In times of uncertainty and where everything seems adverse, organizations inevitably think about minimizing potential losses, maintaining productivity and efficiency. But this is not their only challenge, the people, their collaborators, expect a leader who will guide them, recognize them, and transmit the necessary trust in them to overcome this situation.
Traditionally, the concept of leadership has been related to the ability of a person to influence other people and thus enable the achievement of objectives. In the early days of the administration, the figure of the leader was considered primarily as a guide, his function was to set a clear and unique course, through directives that transferred his staff. Its work responded to the conception of industrial society with a classical or Taylorist approach, in which his tasks were carefully studied, standardized, and people considered one more link in the production machinery. As time goes by, organizations also changed and management accepted that it was not enough a leader who was oriented to provide directives to meet objectives since that equation lacked a fundamental variable, it was necessary to have legitimacy and In this aspect, the leader's socio-emotional support for his followers becomes a key element. In this new society, the figure of the leader emerges as one capable of obtaining the voluntary accompaniment of his followers, motivating them to fulfill individual, group, and organizational objectives, contributing to the personal and professional development of their followers. The leader ceased to be a supervisor to be a committed partner to the needs and expectations of his followers. Your performance will consist of the results achieved by yours. The pandemic caused by Covid-19 had a full impact on society and therefore on organizations, leaving us with many doubts about how to manage, the way of working, and the revaluation of many aspects.
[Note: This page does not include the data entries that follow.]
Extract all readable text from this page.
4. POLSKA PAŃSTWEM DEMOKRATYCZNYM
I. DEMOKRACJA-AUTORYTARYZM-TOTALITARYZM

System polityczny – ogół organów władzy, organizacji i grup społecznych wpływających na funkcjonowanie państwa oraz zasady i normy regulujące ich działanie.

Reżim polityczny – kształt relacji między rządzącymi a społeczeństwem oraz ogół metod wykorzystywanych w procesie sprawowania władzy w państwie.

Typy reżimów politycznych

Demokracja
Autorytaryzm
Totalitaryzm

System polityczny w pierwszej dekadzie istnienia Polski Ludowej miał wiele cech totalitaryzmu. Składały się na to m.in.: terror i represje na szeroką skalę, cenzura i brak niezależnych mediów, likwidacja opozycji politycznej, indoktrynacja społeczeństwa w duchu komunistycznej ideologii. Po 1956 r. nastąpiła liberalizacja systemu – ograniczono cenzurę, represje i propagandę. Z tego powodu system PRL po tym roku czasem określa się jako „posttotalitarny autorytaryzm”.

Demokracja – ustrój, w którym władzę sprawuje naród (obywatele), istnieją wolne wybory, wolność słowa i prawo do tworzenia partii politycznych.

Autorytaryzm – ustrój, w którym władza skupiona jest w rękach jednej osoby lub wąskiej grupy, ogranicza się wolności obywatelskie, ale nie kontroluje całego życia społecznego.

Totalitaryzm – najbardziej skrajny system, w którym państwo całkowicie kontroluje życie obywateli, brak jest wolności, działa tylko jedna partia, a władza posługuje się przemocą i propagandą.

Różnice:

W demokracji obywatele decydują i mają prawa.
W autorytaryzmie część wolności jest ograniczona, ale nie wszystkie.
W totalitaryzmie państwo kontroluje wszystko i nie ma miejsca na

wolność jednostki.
How many times do we hear "personal problems remain outside the door of work", or "you do not have to mix work with personal issues", phrases like these equate people with ice trays, where each space represents part of our life, separated from each other without being able to mix. In the same way, it proposes the segmentation between rational and emotional.
The answer is no, our brain just doesn't work like that. Affective neuroscience has already shown that human beings are emotional beings who have the ability to reason, which we do not always do to the extent that we believe or would like to.
Let's think about the infinite personal realities of the members of the organizations that the quarantine brought with it, older adults who cannot continue with their work, the emotional pain of estrangement, anxiety before the unknown, the latent fear of disengagement, among many others.
In this framework, we propose the leader as an emotional manager, identifying and managing his or her collaborators' emotions. Identifying your personal emotions will allow the leader to process information more cautiously and make more effective decisions and not be a victim of his own emotional impulses.
Regarding his collaborators, the leader must know how to interpret his own, know them, and apply empathetic listening, putting himself in his place and focusing on his emotional state.
This does not rule out the need to meet organizational objectives but complements it to achieve them with committed people who feel part of a whole greater than their individual interests.
Right now, the most important thing is to preserve our most valuable asset, people. Leaders must accompany their collaborators, support them, and mark a path for a better and possible future. Attending and serving is the proposal, like any crisis, we go through danger, but also an opportunity. And so, we may have learned something as a society to move towards a better world.